Daar aangekomen merkten we dat er ook in Zwitserland geen internationale treinen reden. We waren inmiddels in het prachtig aan het Lago Maggiore gelegen, maar peperdure Locarno beland. Het goedkoopst uitziende hotel waar we naar een kamer vroegen, bleek nog veel te duur voor ons. Nu werd het toch echt lastig om een goede oplossing te vinden. We besloten mensen die we er aardig uit vonden zien aan te spreken. Ook in Locarno spraken ze natuurlijk Italiaans, maar met deze jonge mensen lukte het in een combinatie van Duits en Engels, handen en voeten, ons probleem voor te leggen. Het bleken echt heel aardige mensen, want ze namen ons mee de berg op naar een hoog gelegen commune waar altijd wel plek was voor gasten. Maar helaas net die avond was dat niet het geval. Ze hadden ‘oma’ op bezoek en dat viel lastig met ons te combineren. Onze nieuwe vrienden ervoeren ons probleem intussen ook als hun probleem en namen ons mee naar hun eigen kleine aan het meer gelegen huis.
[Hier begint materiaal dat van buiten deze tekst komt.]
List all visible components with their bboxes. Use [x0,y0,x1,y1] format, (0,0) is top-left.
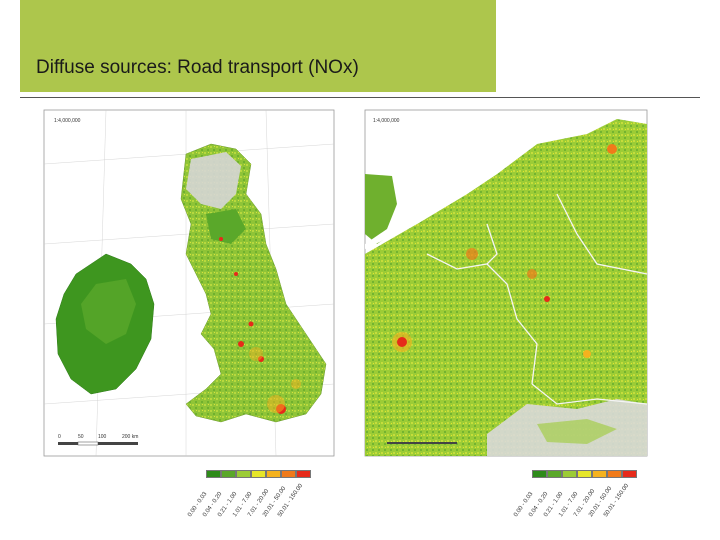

Hoofdbewoner Pitty nodigde ons uit bij hem en zijn vrienden te verblijven tot we door zouden kunnen reizen. Enorm gastvrij! Wij namen hun bescheiden maaltijd (polenta met blik tonijn) graag aan en konden slapen in het grote bed, waar ook Pitty zelf en zijn hond en kat sliepen. We zouden uiteindelijk pas vijf dagen later verder kunnen reizen, dus we voegden ons zo goed mogelijk in hun leven en gingen overdag op stap in de omgeving. De mooiste tocht was door het dal van de Verzasca. Aan het einde van dat dal lag een dorp waar een mini-postkantoortje was, waar Marianne een telegram verstuurde naar het NIOZ met de boodschap dat ze vanwege een treinstaking in Italië en Zwitserland niet op de afgesproken tijd weer op Texel kon zijn. Een ander tochtje bracht ons in Bellinzona, waar een grote vakbondsdemonstratie was voor, tot onze verbazing, een 48-urige werkweek.
Op de laatste dag in Locarno was Willy jarig. Het was heel passend dat we dat met Pitty, zijn hond Rustico, zijn kat en zijn vrienden konden vieren. Op 2 maart konden we eindelijk onze treintickets gebruiken en reisden we terug naar resp. Mönchengladbach en Texel.
Jammer genoeg hebben we van deze vakantie geen enkele foto. Dit verhaal is dus vooral uit ons geheugen geput (plus wat summiere aantekeningen per dag in een agenda van 1975). Maar dankzij internet hebben we het toch nog enigszins kunnen illustreren.